Synopsys PUF IP has been deployed and proven in hundreds of millions of devices certified by EMVCo, Visa, CC EAL6+, PSA, ioXt, and governments across the globe. Our secure and robust PUF technology leverages a unique identifier (ID) intrinsically present in the silicon, seamlessly enabling the highest level of security in the most cost-effective way.

Identifiers extracted from a PUF cannot be cloned, guessed, stolen, or shared, and keys don’t remain stored on the system, providing the highest level of protection. Synopsys provides different products that utilize its PUF technology:

  • Synopsys PUF integrates a PUF with crypto accelerators, securing MCUs for the IoT, and has a variant for the automotive market called Synopsys AP PUF
  • Synopsys PUF – Software makes the deployment and usability of hardware-based security easy. It works on all MCUs /CPUs, lowers the cost of a secure design, and improves time to market. 
  • Synopsys PUF FPGA-X binds sensitive data, such as FPGA bitstream, designs, IP, and encryption keys, to the hardware of the FPGA. 

Use Cases for Synopsys PUF include:

  • Key Vault: The best-known use case for PUF technology is creating and storing the cryptographic root key for a device.
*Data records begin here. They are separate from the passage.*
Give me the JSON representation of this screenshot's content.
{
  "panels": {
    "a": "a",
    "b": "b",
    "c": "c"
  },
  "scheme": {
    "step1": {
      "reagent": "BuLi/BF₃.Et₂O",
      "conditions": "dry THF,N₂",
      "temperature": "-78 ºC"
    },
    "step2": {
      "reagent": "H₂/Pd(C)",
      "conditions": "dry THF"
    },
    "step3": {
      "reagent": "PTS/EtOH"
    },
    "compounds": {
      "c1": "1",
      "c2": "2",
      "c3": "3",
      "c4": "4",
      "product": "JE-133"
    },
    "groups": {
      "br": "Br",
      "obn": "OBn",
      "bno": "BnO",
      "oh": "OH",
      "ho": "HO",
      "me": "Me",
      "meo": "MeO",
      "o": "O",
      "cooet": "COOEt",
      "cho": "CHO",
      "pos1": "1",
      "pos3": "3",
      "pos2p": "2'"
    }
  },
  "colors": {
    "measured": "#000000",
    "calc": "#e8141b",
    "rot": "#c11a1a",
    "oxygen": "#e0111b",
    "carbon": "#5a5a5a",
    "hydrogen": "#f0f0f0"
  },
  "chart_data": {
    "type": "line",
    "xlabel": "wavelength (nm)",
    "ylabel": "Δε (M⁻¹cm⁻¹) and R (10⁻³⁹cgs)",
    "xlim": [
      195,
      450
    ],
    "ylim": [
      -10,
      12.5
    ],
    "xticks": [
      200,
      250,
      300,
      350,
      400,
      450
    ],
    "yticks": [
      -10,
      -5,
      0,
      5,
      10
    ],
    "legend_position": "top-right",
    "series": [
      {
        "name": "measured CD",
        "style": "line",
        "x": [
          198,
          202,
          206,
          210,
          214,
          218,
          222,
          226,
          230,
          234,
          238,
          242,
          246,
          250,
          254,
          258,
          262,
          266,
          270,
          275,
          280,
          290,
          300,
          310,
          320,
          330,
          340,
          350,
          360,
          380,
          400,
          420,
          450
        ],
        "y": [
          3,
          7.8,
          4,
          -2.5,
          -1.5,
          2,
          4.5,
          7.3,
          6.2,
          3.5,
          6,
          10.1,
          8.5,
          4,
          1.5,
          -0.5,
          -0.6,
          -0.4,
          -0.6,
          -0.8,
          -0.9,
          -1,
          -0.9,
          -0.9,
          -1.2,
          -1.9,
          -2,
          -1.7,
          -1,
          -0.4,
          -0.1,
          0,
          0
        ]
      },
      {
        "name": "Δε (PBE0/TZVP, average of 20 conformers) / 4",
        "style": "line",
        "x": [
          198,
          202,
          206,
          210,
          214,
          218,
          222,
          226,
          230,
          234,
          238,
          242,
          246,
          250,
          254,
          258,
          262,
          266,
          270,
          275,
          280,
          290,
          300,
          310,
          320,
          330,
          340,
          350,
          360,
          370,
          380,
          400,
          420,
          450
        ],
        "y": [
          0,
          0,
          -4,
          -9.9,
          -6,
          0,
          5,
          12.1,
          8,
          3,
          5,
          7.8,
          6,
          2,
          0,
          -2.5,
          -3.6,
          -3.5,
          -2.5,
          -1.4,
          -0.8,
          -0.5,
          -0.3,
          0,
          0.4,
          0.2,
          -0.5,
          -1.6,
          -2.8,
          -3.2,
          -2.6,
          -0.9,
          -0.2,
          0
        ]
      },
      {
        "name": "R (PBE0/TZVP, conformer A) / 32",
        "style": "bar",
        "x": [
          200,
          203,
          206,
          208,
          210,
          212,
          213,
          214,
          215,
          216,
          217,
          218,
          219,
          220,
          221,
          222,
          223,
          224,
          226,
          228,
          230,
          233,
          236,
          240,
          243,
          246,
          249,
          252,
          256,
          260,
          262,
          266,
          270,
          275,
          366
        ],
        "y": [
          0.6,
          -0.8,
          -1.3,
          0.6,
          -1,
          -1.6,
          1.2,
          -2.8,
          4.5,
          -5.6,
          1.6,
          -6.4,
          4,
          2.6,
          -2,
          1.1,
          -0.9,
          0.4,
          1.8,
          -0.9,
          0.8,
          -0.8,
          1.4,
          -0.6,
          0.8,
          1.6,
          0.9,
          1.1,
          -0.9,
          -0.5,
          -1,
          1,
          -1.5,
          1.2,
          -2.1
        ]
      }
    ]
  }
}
The cryptographic root key created by the PUF does not require key injection and it cannot be copied from one device to the next. This is because it is never stored, but rather it is reconstructed from the device’s silicon fingerprint every time it is needed. Since this fingerprint is different for every chip, there is no way for an attacker to copy a key from one device to another. 
  • Firmware IP Protection: What if an IoT device stores sensitive data that needs to be protected? This could be valuable IP that contains proprietary secrets or measurement data that is privacy sensitive or system critical. That is when the device requires a secure vault. In a secure vault, any data can be stored securely and physically bound to the hardware of the device. This can be achieved easily with a PUF by encrypting all sensitive data with a key derived from the PUF root key.
  • Edge-to-Cloud Security: To set up a secure channel between an IoT device and the cloud based on a public key infrastructure (e.g., a transport layer security (TLS) connection with a cloud service), the device and cloud exchange certificates. These certificates authenticate the entities to each other. To produce a certificate for authenticating a device, a public/private key pair is produced from the PUF fingerprint.